SE: What inspired you to write “My Father and the Sun?”
BL: This story is about the line between faith and delusion. Some would say that all faith is delusion, while others would say that all people possess some kind of faith, whether material or spiritual. The son in the story believes that the fantastic accounts in his peoples’ scriptures are not just mythology, yet his father’s extreme conviction frightens him.
I’ve been following a particular spiritual path for many years, but I’ve got my reservations. I’ve seen that people can be fanatical and cultish even around something with real merit. At the same time, I think commitment to a path and a practice is important in spiritual life. So this conflict between faithfulness and skepticism inspired “My Father and the Sun.”
SE: What do you see as the role of scripture in your story world? Is it better to be “realistic,” like the mother, or a dreamer like the father?
BL: The father regards scripture as a literal record of events, whereas the mother has a softer and more practical kind of faith. He’s focused on transcending the world, while she’s concerned that everyone here be taken care of. In the end, I think a balance of both is required.

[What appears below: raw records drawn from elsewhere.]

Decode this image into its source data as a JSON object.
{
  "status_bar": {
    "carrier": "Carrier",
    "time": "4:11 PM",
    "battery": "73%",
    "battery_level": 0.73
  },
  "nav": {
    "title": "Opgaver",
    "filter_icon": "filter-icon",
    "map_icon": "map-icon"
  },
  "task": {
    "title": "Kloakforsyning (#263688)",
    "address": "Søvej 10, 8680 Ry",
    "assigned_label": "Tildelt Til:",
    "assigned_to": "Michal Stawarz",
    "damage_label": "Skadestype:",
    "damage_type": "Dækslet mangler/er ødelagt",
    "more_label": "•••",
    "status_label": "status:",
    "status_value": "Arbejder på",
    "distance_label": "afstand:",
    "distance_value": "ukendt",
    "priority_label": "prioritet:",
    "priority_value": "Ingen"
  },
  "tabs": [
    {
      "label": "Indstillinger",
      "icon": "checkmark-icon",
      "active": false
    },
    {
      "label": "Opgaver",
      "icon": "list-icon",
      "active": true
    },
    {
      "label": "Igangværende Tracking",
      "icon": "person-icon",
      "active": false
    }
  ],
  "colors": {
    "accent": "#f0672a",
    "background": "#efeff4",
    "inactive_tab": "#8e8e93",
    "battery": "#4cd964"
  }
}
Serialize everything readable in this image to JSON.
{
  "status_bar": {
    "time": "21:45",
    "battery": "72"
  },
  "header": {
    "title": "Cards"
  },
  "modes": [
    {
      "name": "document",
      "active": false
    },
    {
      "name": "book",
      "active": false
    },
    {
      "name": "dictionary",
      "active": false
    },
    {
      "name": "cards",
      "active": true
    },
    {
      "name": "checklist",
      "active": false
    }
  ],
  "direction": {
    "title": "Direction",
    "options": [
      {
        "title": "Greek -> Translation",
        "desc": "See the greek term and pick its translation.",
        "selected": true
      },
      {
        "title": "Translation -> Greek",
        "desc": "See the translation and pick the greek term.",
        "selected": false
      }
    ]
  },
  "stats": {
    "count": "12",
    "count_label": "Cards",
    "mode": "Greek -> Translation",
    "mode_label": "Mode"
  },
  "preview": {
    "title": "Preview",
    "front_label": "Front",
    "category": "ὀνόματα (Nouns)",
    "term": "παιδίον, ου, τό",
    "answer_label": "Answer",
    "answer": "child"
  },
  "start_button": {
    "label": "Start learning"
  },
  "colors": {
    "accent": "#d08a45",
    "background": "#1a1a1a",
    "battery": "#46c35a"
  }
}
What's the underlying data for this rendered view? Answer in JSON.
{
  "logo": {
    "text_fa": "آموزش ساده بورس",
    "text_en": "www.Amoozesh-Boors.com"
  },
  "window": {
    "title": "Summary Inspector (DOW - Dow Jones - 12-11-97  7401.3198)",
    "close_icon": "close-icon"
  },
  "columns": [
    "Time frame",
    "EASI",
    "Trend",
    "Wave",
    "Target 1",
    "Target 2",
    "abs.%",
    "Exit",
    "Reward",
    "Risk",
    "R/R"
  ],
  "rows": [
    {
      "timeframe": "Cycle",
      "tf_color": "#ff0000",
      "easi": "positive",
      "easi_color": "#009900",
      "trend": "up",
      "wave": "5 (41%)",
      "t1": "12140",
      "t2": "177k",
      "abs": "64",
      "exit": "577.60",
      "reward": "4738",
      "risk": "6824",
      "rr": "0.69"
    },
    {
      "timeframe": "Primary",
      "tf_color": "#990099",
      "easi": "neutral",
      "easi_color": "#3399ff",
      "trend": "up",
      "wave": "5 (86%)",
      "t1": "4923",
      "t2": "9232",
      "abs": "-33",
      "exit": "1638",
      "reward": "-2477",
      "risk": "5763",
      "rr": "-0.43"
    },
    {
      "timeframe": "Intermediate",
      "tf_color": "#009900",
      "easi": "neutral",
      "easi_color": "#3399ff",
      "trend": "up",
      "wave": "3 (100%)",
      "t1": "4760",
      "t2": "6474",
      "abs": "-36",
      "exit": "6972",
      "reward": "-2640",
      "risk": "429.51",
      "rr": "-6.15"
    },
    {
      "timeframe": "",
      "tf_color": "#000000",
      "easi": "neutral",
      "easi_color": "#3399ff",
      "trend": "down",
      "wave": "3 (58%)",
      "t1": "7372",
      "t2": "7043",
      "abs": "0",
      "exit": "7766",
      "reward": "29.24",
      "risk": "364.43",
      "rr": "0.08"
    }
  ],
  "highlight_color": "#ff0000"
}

It’s a great thing to sincerely hold high ideals, yet we must live also in this world, being mindful not to cause suffering for others.
SE: Your story world has hints that technology was once far more important than it currently is. Tell us a little about the worldbuilding process for your story world and the religion these characters follow.
BL: The story world is largely inspired by the teachings of ancient India, the Vedas. There, a cycle of four ages is described. The cycle begins with purity and spiritual consciousness, and ends with gross materialism. Many say that the achievements of earlier civilizations are far greater than the ones we see now, seeing as we’re further down in the progression. This concept that we are poor heirs of great cultures than our own shows up in many places, including Lord of the Rings. To my knowledge, it’s seen first in the Vedic scriptures.
So the father in this story is trying to access something wonderful that came before. He’s the chief of his tribe, and he wants that they should inherit the great gifts their ancestors have given. Yet so much of the knowledge is lost so he sometimes grasps at straws and seems fanatical to his family and followers.
SE: What’s the best piece of writing advice you’ve ever received?
BL: Get so good they can’t ignore you. Passion is great but easily come by. Hone your craft and make it worthwhile for the reader, not just yourself. It’s advice which tempers the popular saying, ‘Follow your passion.’
SE: How long have you been writing? What inspires your writing in general? Tell me a little about your writing career so far and where you’d like to go.
BL: I’ve been writing since I was wee, but seriously for about five years. I love stories because they represent life. They can be dramatic, engrossing allegories. On a personal level, writing helps me to work through my thoughts and feelings about issues that come up in my life.
My career is modest, just some short story publications here and there, and a self-published novel, Fire from the Overworld (ed. note: get it here!). I’m working on my second book, which has strong spiritual and environmental themes. Like many authors, I’d like for my writing to find its way to those who will most appreciate it, and who will give me feedback to help me improve.
I also work with multimedia and non-fiction, and I find the cross-pollination between these diverse disciplines quite fascinating. I’ve experimented with animating and scoring short stories. It’s time consuming but rewarding work.